Several types of treatment can be used for KS. Different combinations of treatment may be used, depending on the factors listed above. Sometimes more than 1 type of treatment might be used. Here is an overview of each type of treatment:

  • Antiretroviral treatment. If you are infected with HIV (the virus that causes AIDS), keeping the infection under control with antiretroviral medicines is very important, and can often even help treat the sarcoma.

  • Surgery and other local treatments. Surgery might be an option to remove lesions in some types of KS, especially if there are only a few lesions that are easy to reach. Other local treatments can also be used to destroy KS lesions in some cases. Local therapies include freezing a lesion using very cold temperatures (cryosurgery) and photodynamic therapy (PDT). Other local treatment options include applying a retinoid medicine to the lesions or injecting them directly with a chemotherapy medicine.

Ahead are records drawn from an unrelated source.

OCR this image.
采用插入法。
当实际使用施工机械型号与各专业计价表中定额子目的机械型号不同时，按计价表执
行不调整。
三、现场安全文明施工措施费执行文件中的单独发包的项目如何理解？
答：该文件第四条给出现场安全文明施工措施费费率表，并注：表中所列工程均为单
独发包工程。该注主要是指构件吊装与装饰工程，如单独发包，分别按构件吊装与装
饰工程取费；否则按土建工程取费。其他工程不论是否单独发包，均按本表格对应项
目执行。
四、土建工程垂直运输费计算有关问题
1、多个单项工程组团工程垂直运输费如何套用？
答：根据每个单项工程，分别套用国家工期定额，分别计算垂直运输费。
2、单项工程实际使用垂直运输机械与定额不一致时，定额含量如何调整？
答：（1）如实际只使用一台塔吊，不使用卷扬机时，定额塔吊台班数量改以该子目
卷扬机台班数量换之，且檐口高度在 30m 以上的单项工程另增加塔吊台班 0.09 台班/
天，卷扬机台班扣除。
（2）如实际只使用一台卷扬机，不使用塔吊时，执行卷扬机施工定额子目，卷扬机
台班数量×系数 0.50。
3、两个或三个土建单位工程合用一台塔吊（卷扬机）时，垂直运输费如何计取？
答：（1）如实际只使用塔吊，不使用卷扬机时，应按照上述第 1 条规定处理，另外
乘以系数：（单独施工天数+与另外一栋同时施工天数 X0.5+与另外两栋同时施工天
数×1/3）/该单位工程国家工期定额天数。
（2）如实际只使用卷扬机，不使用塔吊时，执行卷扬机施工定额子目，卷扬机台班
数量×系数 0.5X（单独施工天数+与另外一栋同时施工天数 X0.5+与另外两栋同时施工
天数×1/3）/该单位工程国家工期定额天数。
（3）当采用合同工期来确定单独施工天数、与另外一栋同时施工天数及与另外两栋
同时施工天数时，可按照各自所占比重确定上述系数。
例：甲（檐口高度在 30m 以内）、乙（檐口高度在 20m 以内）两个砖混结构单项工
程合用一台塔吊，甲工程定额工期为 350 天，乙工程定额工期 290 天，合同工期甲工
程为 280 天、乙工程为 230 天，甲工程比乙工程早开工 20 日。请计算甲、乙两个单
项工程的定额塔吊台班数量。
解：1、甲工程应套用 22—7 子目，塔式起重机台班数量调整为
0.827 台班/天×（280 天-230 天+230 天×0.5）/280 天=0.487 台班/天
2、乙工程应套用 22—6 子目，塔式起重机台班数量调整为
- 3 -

  • Radiation therapy. Radiation therapy uses high-energy X-rays or radioactive particles to kill cancer cells. It can be used to treat larger KS lesions on the skin or in the mouth.

  • Chemotherapy. Chemotherapy (chemo) uses medicines to either kill the cancer cells or stop them from dividing. If the medicines are given into the bloodstream, they can reach cancer cells throughout the body. That way they can treat cancer in parts of the body that would be hard to treat with other types of therapy. This type of treatment is said to be systemic. Chemo medicines can also be given directly into KS lesions if the cancer has not spread. This treatment is said to be local.

  • Immunotherapy. This type of therapy uses medicines to boost the body's immune system. It is not used often to treat KS, as it can have serious side effects. 

  • Supportive care. Your healthcare provider may advise therapies that help ease your symptoms, but don’t treat the cancer. These can sometimes be used along with other treatments. Or your healthcare provider may suggest supportive care if he or she believes that available treatments are more likely to do you more harm than good.

Clinical trials for new treatments

Researchers are always looking for new ways to treat KS. These new methods are tested in clinical trials. Talk with your doctor to find out if there are any clinical trials you should consider.

Talking with your healthcare provider

At first, thinking about treatment options may seem overwhelming. Talk with your doctors, nurses, and loved ones. Make a list of questions. Consider the benefits and possible side effects of each option. Discuss your concerns with your healthcare provider before making a decision.